Joe is one of my running buddy, who also a Boston Marathon qualifier. Unfortunately, Dylan has to suffer a rare disease, The Glycogen Storage Disease Type Ib. (https://www.counsyl.com/services/family-prep-screen/diseases/glycogen-storage-disease-type-ib/).
Due to a missing or impaired enzyme, Dylan is unable to maintain normal blood sugar levels between meals, leading to low blood sugar (hypoglycemia). As a result, Dylan will be chronically hungry, tired, and irritable unless she eats regularly—typically every 1 to 3 hours during the day and every 3 to 4 hours at night. If her blood sugar reaches a critically low-level, sometime may experience seizures. So far there is no cure and Dylan needs to be under an adult watch for 24 hours. It definitely hard for such an active parents, but it is worst for Dylan. She might not realize it right now, but she has a limitation on her activity. She would not able to kicking ball all day, running with her parents, do camping, and what not.
The first time I heard a story about Dylan, it broke my heart. For me, a childhood should be the time for a kid to be a very active, care free, having a fun day/night, and the best time to enjoy what the world could offer. I believe that happiness will stamps to the kid’s mind and soul, which will be carried till he/she grows up become an adult. Although these disease did not slow down Dylan nor her parents. Dylan is a very active kid, Joe is undoubtedly a great runner on the road or trail, and Cindy is going to do her first marathon at Philadelphia this year.
Mile For Dylan
Then I heard from Joe that University of Florida College of Medicine has been doing research for a cure, but they need more fund. And it become my small obsession to find a way to help Joe with this fundraising. Not only it would be a delightful moment if I can witness Dylan can be running around all day, but also more kids in the future could advantage from this remedy.
So here is my idea:
1. Every 10 dollars from the donation we receive, I will run a mile for it.
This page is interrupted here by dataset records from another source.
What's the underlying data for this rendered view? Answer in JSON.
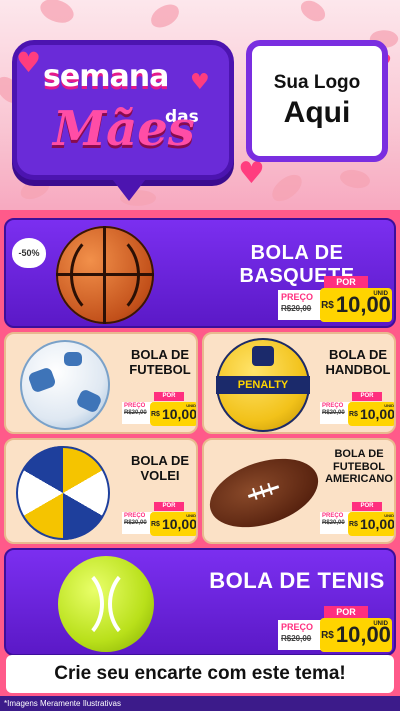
{
  "header": {
    "title_line1": "semana",
    "title_das": "das",
    "title_line2": "Mães",
    "logo_line1": "Sua Logo",
    "logo_line2": "Aqui"
  },
  "products": [
    {
      "name": "BOLA DE BASQUETE",
      "discount": "-50%",
      "por_label": "POR",
      "preco_label": "PREÇO",
      "old_price": "R$20,00",
      "currency": "R$",
      "price": "10,00",
      "unit": "UNID"
    },
    {
      "name": "BOLA DE FUTEBOL",
      "por_label": "POR",
      "preco_label": "PREÇO",
      "old_price": "R$20,00",
      "currency": "R$",
      "price": "10,00",
      "unit": "UNID"
    },
    {
      "name": "BOLA DE HANDBOL",
      "por_label": "POR",
      "preco_label": "PREÇO",
      "old_price": "R$20,00",
      "currency": "R$",
      "price": "10,00",
      "unit": "UNID"
    },
    {
      "name": "BOLA DE VOLEI",
      "por_label": "POR",
      "preco_label": "PREÇO",
      "old_price": "R$20,00",
      "currency": "R$",
      "price": "10,00",
      "unit": "UNID"
    },
    {
      "name": "BOLA DE FUTEBOL AMERICANO",
      "por_label": "POR",
      "preco_label": "PREÇO",
      "old_price": "R$20,00",
      "currency": "R$",
      "price": "10,00",
      "unit": "UNID"
    },
    {
      "name": "BOLA DE TENIS",
      "por_label": "POR",
      "preco_label": "PREÇO",
      "old_price": "R$20,00",
      "currency": "R$",
      "price": "10,00",
      "unit": "UNID"
    }
  ],
  "brand_text": {
    "penalty": "PENALTY"
  },
  "footer": {
    "cta": "Crie seu encarte com este tema!",
    "disclaimer": "*Imagens Meramente Ilustrativas"
  },
  "colors": {
    "purple": "#6a2bd8",
    "pink": "#ff2f7f",
    "yellow": "#ffd400",
    "peach": "#fbe1c6"
  }
}
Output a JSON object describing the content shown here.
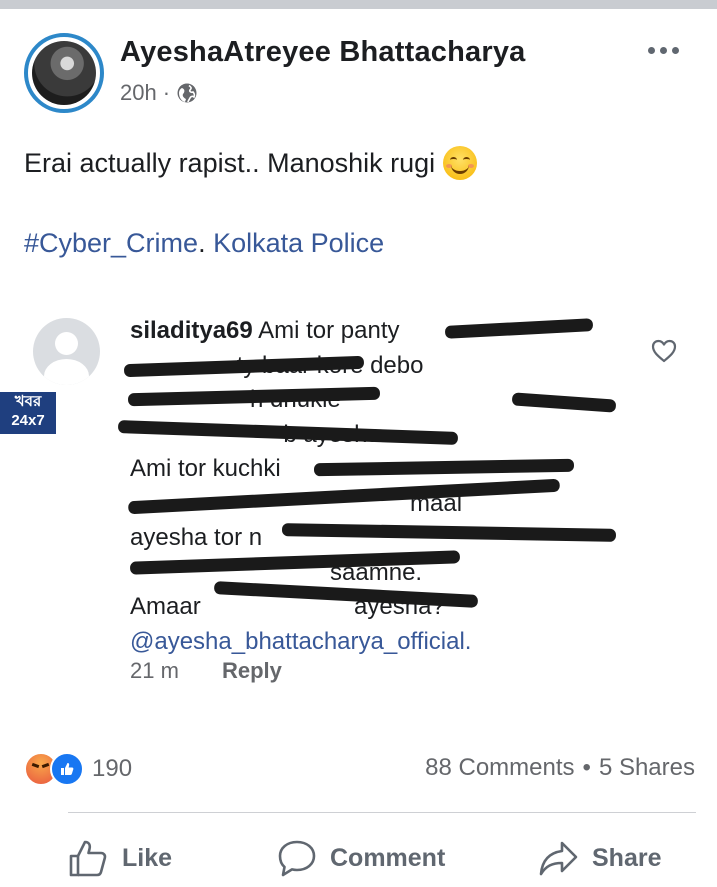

**Please assign the runner’s name in the comments area if you want to assign to me or Joe, or any other volunteer runner if there is any. (Updated 07/16)
2. If anyone want to join us to run the mile(s), he or she needs to bring his/her own 30 miles. The donation can be combined from any of his/her donator. Than, he/she will be in the roster as our volunteer runner. And I will email him/her directly for the mile assignment. Then he/she could email me back the tracking info.
**Please make sure that the donator put the runner’s name on the comments area. (Updated 07/16)
3. Every time Joe and/or I will participate in a race, anyone who runs in the same events, can donate their mileage.
**Meaning, the runner could translate his/her miles from the race, full or part of it, into a donation. (Updated 07/16)
How to Donate
This is the most important part, please follow this direction bellow, so University of Florida can inform me how many miles that I need to match. Thank you! Together, I hope we can be a small help for Dylan.
2. Please fill the “Appeal Code” with this format : RFD
3. **(Updated 07/16)** For donating to our mileage. Please fill the “Comments” followed by the runner name that you want to run it, with this format : Run For Dylan – “Runner Name”
(e.g Run For Dylan – Eric D)
4. For donating your race mileage. Please fill the “Comments” with this format : Run For Dylan – “Race Name”
(e.g Run For Dylan – Escarpment Trail 30K)
6. **(Updated 07/16)** The University of Florida will email me weekly for how many miles that I need to match. But, you can email me the receipt if you want me to run it immediately, not waiting till the end of the week. And email me if you have any questions. Email ME.
7. Come to the Final Count Down event on September 24th to give ourselves a beer clank.
The Final Count Down
On September 24th, I will run 35 miles to the bar and we will do the final calculation there and celebrate. If anyone one wants to meet up on the run and share a few miles with me, it will be well appreciated.